Archbishop condemns murders of Christian hospital workers in South Sudan

Published 01 February 2014  |  
AP
In this file photo, a woman prays holding a flag of South Sudan, which gained its independence from the North on July 9, 2011, after years of bloody civil war

The Archbishop of Canterbury spoke out yesterday against the killings of Christians working in hospitals in South Sudan.

On the first day of his five-day tour to four African countries, the Most Reverend Justin Welby met with South Sudanese President Salva Kiir and several senior figures of the country's Anglican Communion.

"I've heard particularly bad news of attacks on people," said Archbishop Welby, "Christian people, working as Christians in hospitals and that is of great, great concern."

In a sermon in the South Sudanese capital, Juba, quoted in Lebanon's Daily Star, the Archbishop said: "In a world where everyone is used to killing, I ask you to call on all your courage and faith, to remember your suffering, to remember those who have been killed, to be clear that those were terrible injustices, but to pray that you may love your enemies."

Speaking about resolving the conflict, which has begun to wind down since the government and rebels signed a ceasefire last week, the Anglican leader said: "There must be no impunity.

"Conflict reconciliation is done by the people locally.
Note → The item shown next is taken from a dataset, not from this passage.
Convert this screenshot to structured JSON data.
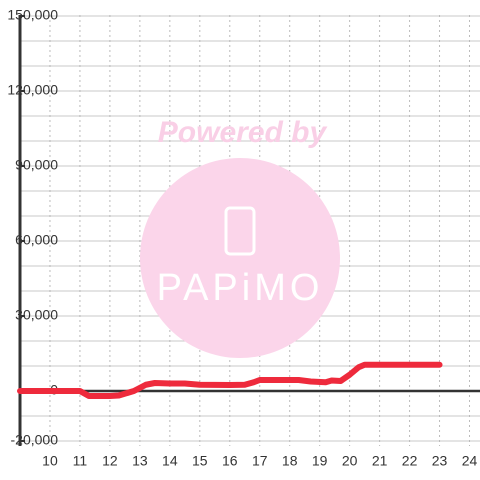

Outsiders do not understand enough but what we can do, and promise to do, is accompany and support those... who are leading the reconciliation locally."

More than 1,000 people have been killed and many thousands more have been internally displaced.

The violence began following a coup orchestrated by a group of government officials, ethnic militias and military leaders loyal to former vice president Riek Machar, himself a seasoned guerrilla warrior.

Aid workers have repeatedly reported horrific atrocities committed by both government soldiers and rebel fighters.

Despite a ceasefire agreed by both sides, revenge attacks continue, as the violence is reported to have merely diminished, rather than ceased.